You hope to bring your 'A Game' to any game, and of course you do in a final. You hope to bring experience, fitness, communication skills, motivational skills.
This game in a lot of ways, isn't that complex. You bring energy to the table and you've got a chance. You bring fundamentals to the table and you've got a chance. It's not always about scheme and all that magic-behind-the-curtain stuff.
Now we're doing it for different reasons. We're doing it to bring back the families to the game, people who love the game, and make it an affordable night's entertainment.
Games bring another level out in you. There is no way you can train to the same intensity when you are playing a game. It is just impossible. Your head won't allow you to do it. Because the adrenalin of a game and the importance of it steps it up to another level.
I remember one game I got five hits and stole five bases, but none of it was written down because they didn't bring the scorebook to the game that day.
I travel light obsessively. I take hardly any clothes or shoes because I think that all I need is a couple of work outfits, rehearsal outfits, a pair of trainers and one glamorous outfit you can re-wear and re-wear.

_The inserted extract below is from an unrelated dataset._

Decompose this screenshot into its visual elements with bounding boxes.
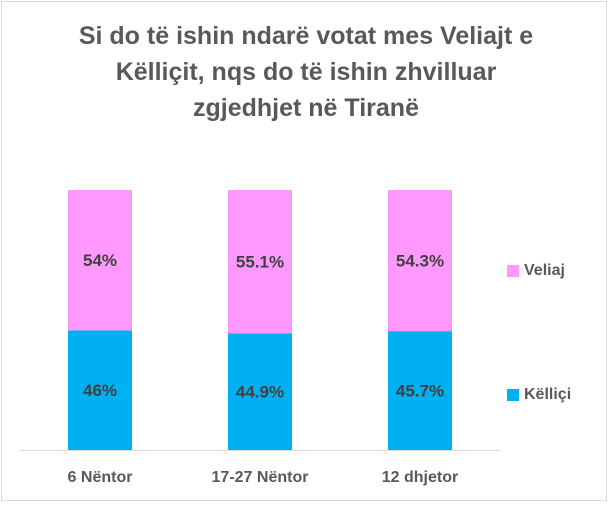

I've been in the sport of boxing for a long time, but I haven't been able to bring my 'A-game' totally out. I've beaten fighters with my 'C-Game' and with my 'D-Game,' but I haven't been able to beat anybody with my 'A-Game.'
We're not going to do anything different for this game since we're not treating this game any different than another game. Every game is a championship game for us, so we'll treat this one, the last one and the next one exactly the same. And that goes for our practices leading up to it as well.